Hassen Khelifati est le PDG d’Alliance Assurance. Son entreprise vient de perdre un marché obtenu en janvier dernier. Selon lui, le motif invoqué officieusement est sa participation aux manifestations populaires. 

Alliance Assurance vient de perdre un marché remporté par voie de soumission en février. Vous avez dénoncé la décision de retrait de ce marché prise par le wali de Blida. De quoi s’agit-il exactement ?
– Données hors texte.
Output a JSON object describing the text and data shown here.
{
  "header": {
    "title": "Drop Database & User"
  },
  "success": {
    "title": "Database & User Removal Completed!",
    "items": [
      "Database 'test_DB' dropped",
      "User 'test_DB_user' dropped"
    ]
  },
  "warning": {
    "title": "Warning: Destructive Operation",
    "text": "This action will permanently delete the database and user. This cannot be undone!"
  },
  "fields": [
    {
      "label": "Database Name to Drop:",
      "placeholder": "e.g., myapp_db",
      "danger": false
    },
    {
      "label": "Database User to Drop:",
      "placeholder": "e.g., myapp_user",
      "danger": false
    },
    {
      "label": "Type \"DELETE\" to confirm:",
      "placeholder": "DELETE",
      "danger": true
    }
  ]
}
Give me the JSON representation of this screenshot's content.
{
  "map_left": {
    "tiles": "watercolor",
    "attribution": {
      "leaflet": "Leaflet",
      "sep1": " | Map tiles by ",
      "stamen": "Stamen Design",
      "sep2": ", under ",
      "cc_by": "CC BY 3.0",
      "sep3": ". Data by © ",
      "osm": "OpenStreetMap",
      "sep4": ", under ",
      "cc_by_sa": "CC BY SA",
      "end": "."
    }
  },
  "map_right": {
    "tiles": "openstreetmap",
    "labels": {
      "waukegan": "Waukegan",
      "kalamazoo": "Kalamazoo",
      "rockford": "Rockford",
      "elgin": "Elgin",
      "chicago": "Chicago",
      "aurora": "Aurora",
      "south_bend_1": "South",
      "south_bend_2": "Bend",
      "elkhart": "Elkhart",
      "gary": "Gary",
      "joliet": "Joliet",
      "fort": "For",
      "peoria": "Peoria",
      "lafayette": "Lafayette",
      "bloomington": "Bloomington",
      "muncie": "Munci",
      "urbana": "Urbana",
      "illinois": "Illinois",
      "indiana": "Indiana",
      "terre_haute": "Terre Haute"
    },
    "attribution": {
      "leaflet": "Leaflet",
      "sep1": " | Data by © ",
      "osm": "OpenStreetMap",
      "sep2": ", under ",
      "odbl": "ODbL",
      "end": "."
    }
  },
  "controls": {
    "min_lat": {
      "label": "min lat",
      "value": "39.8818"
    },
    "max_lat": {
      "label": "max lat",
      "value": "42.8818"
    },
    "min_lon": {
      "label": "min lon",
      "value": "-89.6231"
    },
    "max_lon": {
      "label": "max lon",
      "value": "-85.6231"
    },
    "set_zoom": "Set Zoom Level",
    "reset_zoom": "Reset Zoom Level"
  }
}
Il s’agit du marché de l’Epic Mitidja Nadhafa qui était dans notre portefeuille depuis des années. Début janvier, l’avis d’attribution de ce marché a été publié par deux quotidiens nationaux, El Moudjahid et Echaâb. Tout société a un droit de recours de dix jours. La SAA a déposé le sien le 17 février dernier auprès du wali de Blida. C’est-à-dire 45 jours après l’attribution. Cette société publique a invoqué une raison qui est fausse en disant que le Premier ministre (Ahmed Ouyahia) a instruit les institutions publiques de s’assurer exclusivement chez les entreprises publiques. Le wali a décidé d’annuler l’attribution du marché à Alliance assurance et d’instruire l’Epic d’aller vers une entreprise publique.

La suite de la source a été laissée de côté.